Unnamed: 0,Student ID,student_name,gender,grade,school_name,reading_score,math_score,School ID,type,size,budget
0,0,Paul Bradley,M,9th,Huang High School,66,79,0,District,2917,1910635
1,1,Victor Smith,M,12th,Huang High School,94,61,0,District,2917,1910635
2,2,Kevin Rodriguez,M,12th,Huang High School,90,60,0,District,2917,1910635
3,3,Dr. Richard Scott,M,12th,Huang High School,67,58,0,District,2917,1910635
4,4,Bonnie Ray,F,9th,Huang High School,97,84,0,District,2917,1910635


## District Summary

* Calculate the total number of schools

* Calculate the total number of students

* Calculate the total budget

* Calculate the average math score 

* Calculate the average reading score

* Calculate the overall passing rate (overall average score), i.e. (avg. math score + avg. reading score)/2

* Calculate the percentage of students with a passing math score (70 or greater)

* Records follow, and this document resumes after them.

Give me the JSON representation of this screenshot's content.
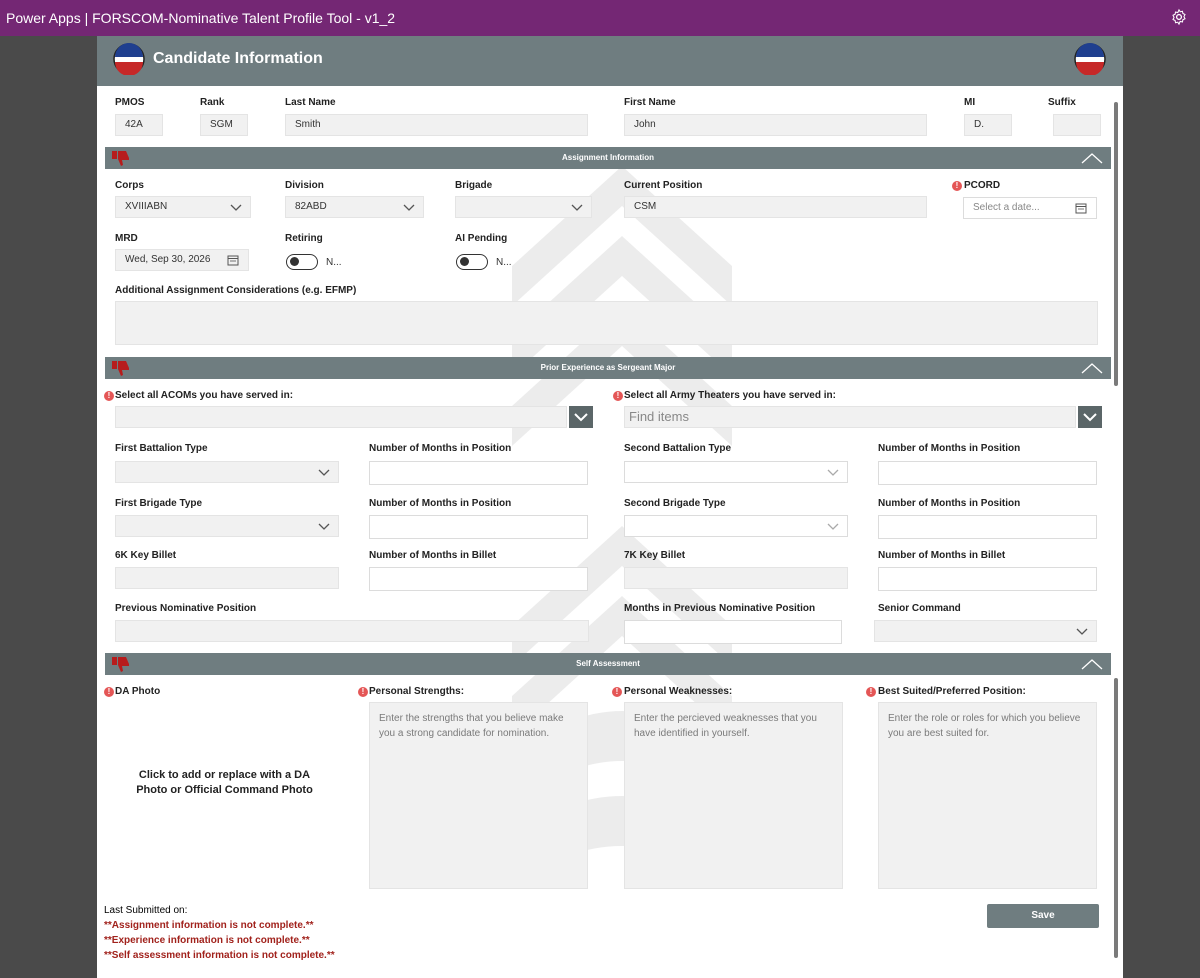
{
  "app": {
    "title": "Power Apps  |  FORSCOM-Nominative Talent Profile Tool - v1_2",
    "settings_icon": "gear-icon"
  },
  "header": {
    "title": "Candidate Information",
    "logo_icon": "flag-roundel-icon"
  },
  "identity": {
    "pmos_label": "PMOS",
    "pmos_value": "42A",
    "rank_label": "Rank",
    "rank_value": "SGM",
    "last_name_label": "Last Name",
    "last_name_value": "Smith",
    "first_name_label": "First Name",
    "first_name_value": "John",
    "mi_label": "MI",
    "mi_value": "D.",
    "suffix_label": "Suffix",
    "suffix_value": ""
  },
  "assignment": {
    "section_title": "Assignment Information",
    "corps_label": "Corps",
    "corps_value": "XVIIIABN",
    "division_label": "Division",
    "division_value": "82ABD",
    "brigade_label": "Brigade",
    "brigade_value": "",
    "position_label": "Current Position",
    "position_value": "CSM",
    "pcord_label": "PCORD",
    "pcord_placeholder": "Select a date...",
    "mrd_label": "MRD",
    "mrd_value": "Wed, Sep 30, 2026",
    "retiring_label": "Retiring",
    "retiring_state": "N...",
    "ai_pending_label": "AI Pending",
    "ai_pending_state": "N...",
    "considerations_label": "Additional Assignment Considerations (e.g. EFMP)",
    "considerations_value": ""
  },
  "experience": {
    "section_title": "Prior Experience as Sergeant Major",
    "acoms_label": "Select all ACOMs you have served in:",
    "theaters_label": "Select all Army Theaters you have served in:",
    "theaters_placeholder": "Find items",
    "first_bn_label": "First Battalion Type",
    "months_position_label": "Number of Months in Position",
    "second_bn_label": "Second Battalion Type",
    "first_bde_label": "First Brigade Type",
    "second_bde_label": "Second Brigade Type",
    "key_6k_label": "6K Key Billet",
    "months_billet_label": "Number of Months in Billet",
    "key_7k_label": "7K Key Billet",
    "prev_nom_label": "Previous Nominative Position",
    "months_prev_nom_label": "Months in Previous Nominative Position",
    "senior_cmd_label": "Senior Command"
  },
  "self_assessment": {
    "section_title": "Self Assessment",
    "photo_label": "DA Photo",
    "photo_prompt": "Click to add or replace with a DA Photo or Official Command Photo",
    "strengths_label": "Personal Strengths:",
    "strengths_placeholder": "Enter the strengths that you believe make you a strong candidate for nomination.",
    "weaknesses_label": "Personal Weaknesses:",
    "weaknesses_placeholder": "Enter the percieved weaknesses that you have identified in yourself.",
    "best_label": "Best Suited/Preferred Position:",
    "best_placeholder": "Enter the role or roles for which you believe you are best suited for."
  },
  "footer": {
    "last_submitted": "Last Submitted on:",
    "err_assignment": "**Assignment information is not complete.**",
    "err_experience": "**Experience information is not complete.**",
    "err_self": "**Self assessment information is not complete.**",
    "save_label": "Save"
  },
  "colors": {
    "titlebar": "#742774",
    "section_bar": "#6f7d80",
    "error_text": "#a1221c",
    "required_badge": "#e45656"
  }
}
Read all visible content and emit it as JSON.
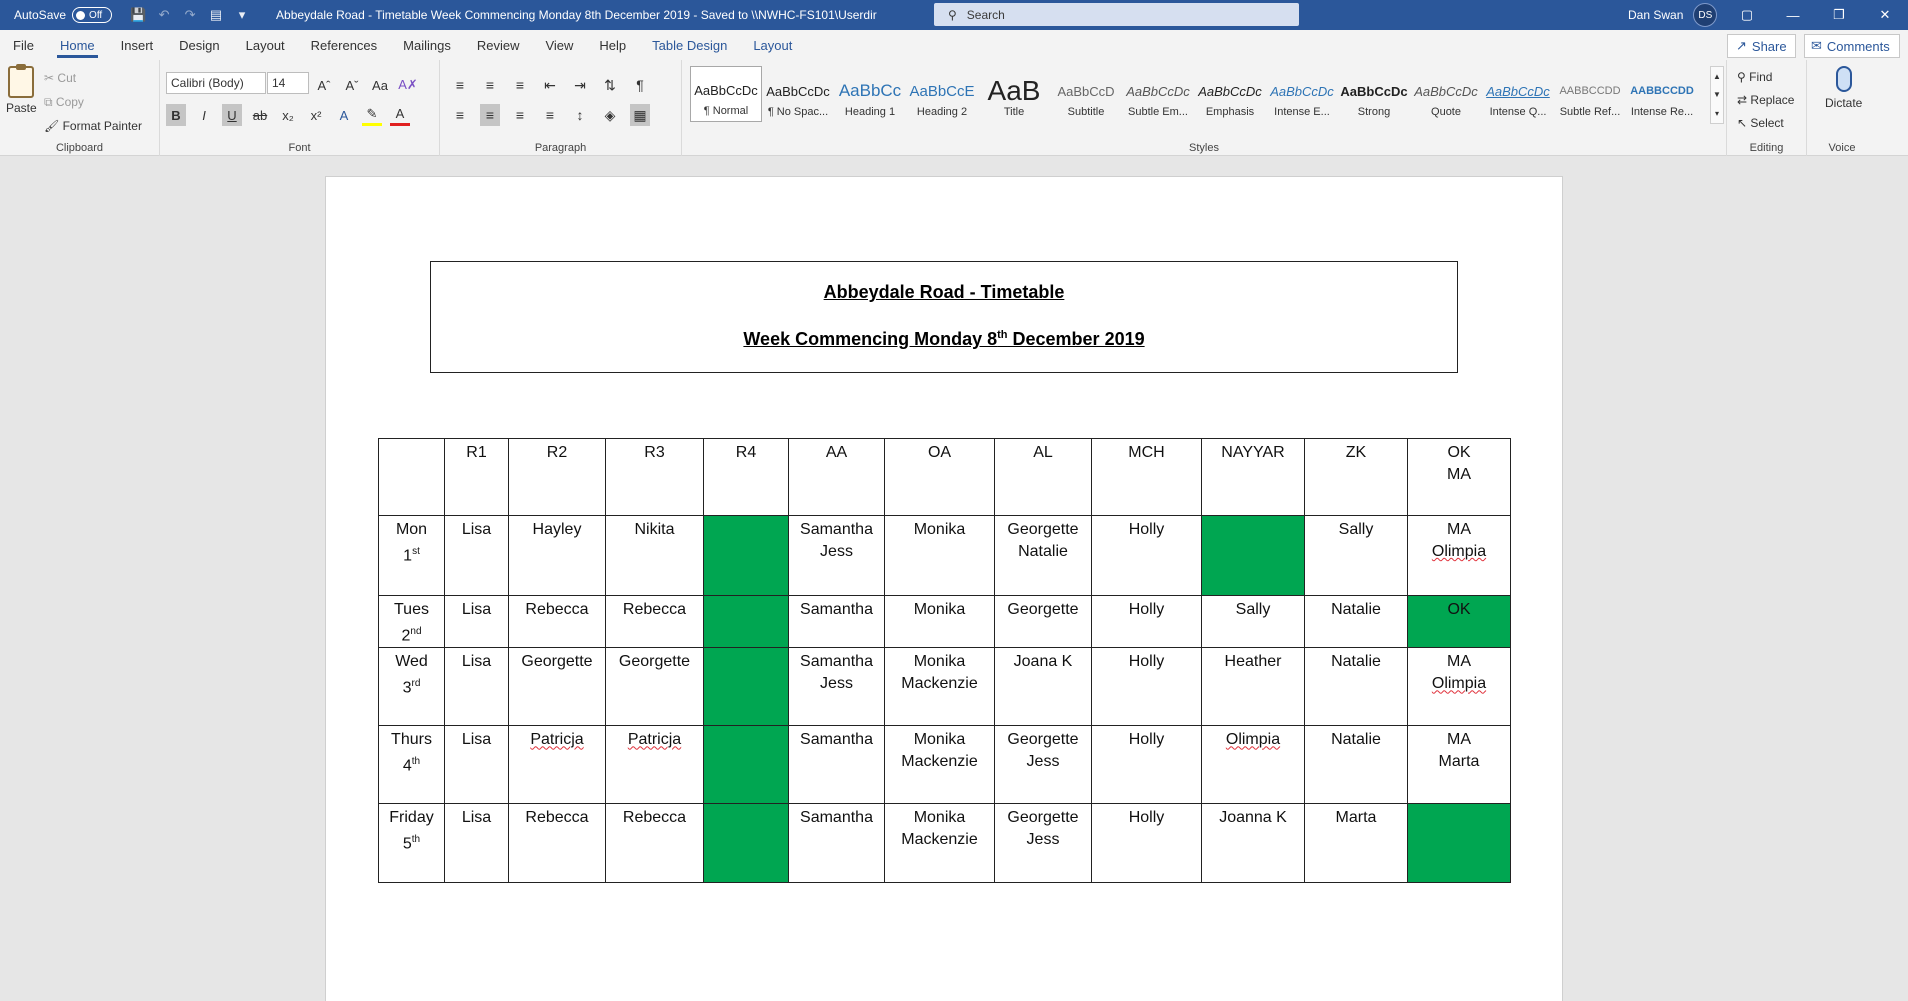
{
  "titlebar": {
    "autosave_label": "AutoSave",
    "autosave_state": "Off",
    "doc_title": "Abbeydale Road - Timetable Week Commencing Monday 8th December 2019  -  Saved to \\\\NWHC-FS101\\Userdir",
    "search_placeholder": "Search",
    "user_name": "Dan Swan",
    "user_initials": "DS"
  },
  "menu": {
    "tabs": [
      "File",
      "Home",
      "Insert",
      "Design",
      "Layout",
      "References",
      "Mailings",
      "Review",
      "View",
      "Help",
      "Table Design",
      "Layout"
    ],
    "share": "Share",
    "comments": "Comments"
  },
  "ribbon": {
    "clipboard": {
      "paste": "Paste",
      "cut": "Cut",
      "copy": "Copy",
      "format_painter": "Format Painter",
      "label": "Clipboard"
    },
    "font": {
      "name": "Calibri (Body)",
      "size": "14",
      "label": "Font"
    },
    "paragraph": {
      "label": "Paragraph"
    },
    "styles": {
      "label": "Styles",
      "items": [
        {
          "preview": "AaBbCcDc",
          "name": "¶ Normal"
        },
        {
          "preview": "AaBbCcDc",
          "name": "¶ No Spac..."
        },
        {
          "preview": "AaBbCc",
          "name": "Heading 1"
        },
        {
          "preview": "AaBbCcE",
          "name": "Heading 2"
        },
        {
          "preview": "AaB",
          "name": "Title"
        },
        {
          "preview": "AaBbCcD",
          "name": "Subtitle"
        },
        {
          "preview": "AaBbCcDc",
          "name": "Subtle Em..."
        },
        {
          "preview": "AaBbCcDc",
          "name": "Emphasis"
        },
        {
          "preview": "AaBbCcDc",
          "name": "Intense E..."
        },
        {
          "preview": "AaBbCcDc",
          "name": "Strong"
        },
        {
          "preview": "AaBbCcDc",
          "name": "Quote"
        },
        {
          "preview": "AaBbCcDc",
          "name": "Intense Q..."
        },
        {
          "preview": "AABBCCDD",
          "name": "Subtle Ref..."
        },
        {
          "preview": "AABBCCDD",
          "name": "Intense Re..."
        }
      ]
    },
    "editing": {
      "find": "Find",
      "replace": "Replace",
      "select": "Select",
      "label": "Editing"
    },
    "voice": {
      "dictate": "Dictate",
      "label": "Voice"
    }
  },
  "document": {
    "title_line1": "Abbeydale Road - Timetable",
    "title_line2_pre": "Week Commencing Monday 8",
    "title_line2_sup": "th",
    "title_line2_post": " December 2019",
    "headers": [
      "",
      "R1",
      "R2",
      "R3",
      "R4",
      "AA",
      "OA",
      "AL",
      "MCH",
      "NAYYAR",
      "ZK",
      "OK\nMA"
    ],
    "rows": [
      {
        "day": "Mon",
        "date": "1",
        "sup": "st",
        "cells": [
          "Lisa",
          "Hayley",
          "Nikita",
          "",
          "Samantha\nJess",
          "Monika",
          "Georgette\nNatalie",
          "Holly",
          "",
          "Sally",
          "MA\nOlimpia"
        ]
      },
      {
        "day": "Tues",
        "date": "2",
        "sup": "nd",
        "cells": [
          "Lisa",
          "Rebecca",
          "Rebecca",
          "",
          "Samantha",
          "Monika",
          "Georgette",
          "Holly",
          "Sally",
          "Natalie",
          "OK"
        ]
      },
      {
        "day": "Wed",
        "date": "3",
        "sup": "rd",
        "cells": [
          "Lisa",
          "Georgette",
          "Georgette",
          "",
          "Samantha\nJess",
          "Monika\nMackenzie",
          "Joana K",
          "Holly",
          "Heather",
          "Natalie",
          "MA\nOlimpia"
        ]
      },
      {
        "day": "Thurs",
        "date": "4",
        "sup": "th",
        "cells": [
          "Lisa",
          "Patricja",
          "Patricja",
          "",
          "Samantha",
          "Monika\nMackenzie",
          "Georgette\nJess",
          "Holly",
          "Olimpia",
          "Natalie",
          "MA\nMarta"
        ]
      },
      {
        "day": "Friday",
        "date": "5",
        "sup": "th",
        "cells": [
          "Lisa",
          "Rebecca",
          "Rebecca",
          "",
          "Samantha",
          "Monika\nMackenzie",
          "Georgette\nJess",
          "Holly",
          "Joanna K",
          "Marta",
          ""
        ]
      }
    ],
    "green_color": "#00a651"
  }
}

* Calculate the percentage of students with a passing reading score (70 or greater)

* Create a dataframe to hold the above results

* Optional: give the displayed data cleaner formatting

In [2]:

total_schools = school_data_complete["school_name"].count()

total_students = school_data_complete["student_name"].count()

total_budget = school_data_complete["budget"].sum()

avg_math_score = school_data_complete["math_score"].mean()

avg_reading_score = school_data_complete["reading_score"].mean()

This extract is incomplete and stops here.